Phoenix App providing an API to PRX metrics in BigQuery.

This project follows the standards for PRX services.

Installation

Local

To get started, make sure you have completed the Phoenix install guide. Then:

# Get the code
git clone [email protected]:PRX/castle.prx.org.git

# Install dependencies
mix deps.get

# Configure your environment (you'll need a bigquery table and service account)
cp env-example .env
vi .env

Docker

Currently on OSX, Dinghy is probably the best way to set up your dev environment. Using VirtualBox is recommended. Also be sure to install docker-compose along with the toolbox.

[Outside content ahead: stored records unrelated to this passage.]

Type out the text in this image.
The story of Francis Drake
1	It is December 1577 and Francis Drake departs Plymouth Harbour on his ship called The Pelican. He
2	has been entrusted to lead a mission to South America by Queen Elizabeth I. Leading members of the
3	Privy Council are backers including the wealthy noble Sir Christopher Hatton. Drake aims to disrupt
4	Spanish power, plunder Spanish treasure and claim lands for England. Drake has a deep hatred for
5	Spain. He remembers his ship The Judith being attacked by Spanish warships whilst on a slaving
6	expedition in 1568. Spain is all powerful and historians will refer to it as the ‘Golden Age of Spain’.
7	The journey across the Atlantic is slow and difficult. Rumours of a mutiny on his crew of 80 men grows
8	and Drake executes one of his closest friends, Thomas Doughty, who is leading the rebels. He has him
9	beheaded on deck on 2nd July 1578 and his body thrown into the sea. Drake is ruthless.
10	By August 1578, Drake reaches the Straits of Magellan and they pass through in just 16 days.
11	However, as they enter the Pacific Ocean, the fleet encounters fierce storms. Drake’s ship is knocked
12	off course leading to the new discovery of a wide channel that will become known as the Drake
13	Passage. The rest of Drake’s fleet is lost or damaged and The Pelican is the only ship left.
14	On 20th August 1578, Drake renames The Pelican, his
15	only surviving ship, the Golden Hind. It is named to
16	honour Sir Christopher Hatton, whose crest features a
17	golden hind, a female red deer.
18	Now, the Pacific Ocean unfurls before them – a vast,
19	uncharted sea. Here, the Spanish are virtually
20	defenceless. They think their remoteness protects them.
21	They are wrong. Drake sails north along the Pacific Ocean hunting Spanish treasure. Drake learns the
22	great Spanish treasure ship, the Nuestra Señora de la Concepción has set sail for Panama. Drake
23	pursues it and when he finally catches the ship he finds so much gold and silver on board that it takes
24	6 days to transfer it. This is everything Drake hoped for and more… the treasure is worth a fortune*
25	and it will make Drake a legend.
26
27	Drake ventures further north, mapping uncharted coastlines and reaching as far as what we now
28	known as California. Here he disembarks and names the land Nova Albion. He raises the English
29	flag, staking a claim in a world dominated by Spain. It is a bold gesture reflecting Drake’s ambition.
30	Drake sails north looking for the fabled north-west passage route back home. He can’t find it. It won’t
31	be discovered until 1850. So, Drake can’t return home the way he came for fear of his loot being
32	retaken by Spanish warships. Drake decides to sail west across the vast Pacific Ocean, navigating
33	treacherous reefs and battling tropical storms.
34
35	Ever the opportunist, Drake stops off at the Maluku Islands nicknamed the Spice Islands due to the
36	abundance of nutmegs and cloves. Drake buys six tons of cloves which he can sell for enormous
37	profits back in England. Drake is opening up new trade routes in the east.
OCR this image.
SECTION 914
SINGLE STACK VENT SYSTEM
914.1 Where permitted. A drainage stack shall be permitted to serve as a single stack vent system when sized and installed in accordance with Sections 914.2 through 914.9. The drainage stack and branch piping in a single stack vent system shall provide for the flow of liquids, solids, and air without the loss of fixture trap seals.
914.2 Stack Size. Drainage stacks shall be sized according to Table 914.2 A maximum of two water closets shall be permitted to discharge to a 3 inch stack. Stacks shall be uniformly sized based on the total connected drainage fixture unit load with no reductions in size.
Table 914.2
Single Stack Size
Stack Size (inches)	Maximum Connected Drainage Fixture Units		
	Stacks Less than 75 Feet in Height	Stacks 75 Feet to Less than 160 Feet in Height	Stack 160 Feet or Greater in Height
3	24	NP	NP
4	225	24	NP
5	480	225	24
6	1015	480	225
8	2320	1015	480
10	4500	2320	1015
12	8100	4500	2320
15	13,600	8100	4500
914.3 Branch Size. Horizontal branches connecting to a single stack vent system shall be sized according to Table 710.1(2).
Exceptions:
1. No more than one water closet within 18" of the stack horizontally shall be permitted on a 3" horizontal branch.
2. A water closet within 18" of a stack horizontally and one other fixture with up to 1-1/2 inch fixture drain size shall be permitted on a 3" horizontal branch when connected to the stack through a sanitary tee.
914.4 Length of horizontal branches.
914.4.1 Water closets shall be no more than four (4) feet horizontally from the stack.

This project is setup primarily to build a MIX_ENV=prod docker image. To avoid recompiling dependencies every time you run a non-prod docker-compose command, mount some local directories to mask the build/deps directories in the image.

docker-compose build

# mount dev dependencies locally
mkdir _build_docker_compose deps_docker_compose
docker-compose run castle compile

# now you can run a local server
docker-compose up
open http://castle.prx.docker

# or run the tests
docker-compose run castle test
docker-compose run castle test --include external

# or run a single test
docker-compose run castle test test/controllers/api/root_controller_test.exs

Dependencies

BigQuery, Redis, and Postgres. But if you use docker-compose, you'll only need to configure BigQuery.

Usage

# Start the phoenix server
mix phx.server

# Or run interactively
iex -S mix phx.server

# Or just get a console
iex -S mix

Authorization

By default, Castle will restrict what podcasts you can see based on the account-ids granted to you by ID. If you want to impersonate other accounts, just set DEV_AUTH=123,456,789 in your ENV to grant you access to that comma-separated list of account ids. You can also set DEV_AUTH=* to allow access to all accounts.

Note that the DEV_AUTH ENV does not work at all in production environments.

Tasks

Background worker tasks are configured to run on a cron, in config/prod.exs. By default, these are commented out in dev.exs, so you'll need to run them manually or uncomment that line. Generally, these tasks run with a --lock flag, which uses a redis lock to prevent multiple prod instances from doing the same work at the same time.

Feeder Sync

Sync all podcasts/episodes from FEEDER_HOST into your local Postgres database. By default, will only go through a few pages of results at a time, before returning. Use --all to process all pages (which might take a long time for all episodes in Feeder). Similarly, the --force flag will sync all podcasts/episodes since the beginning of time, and can take a long time.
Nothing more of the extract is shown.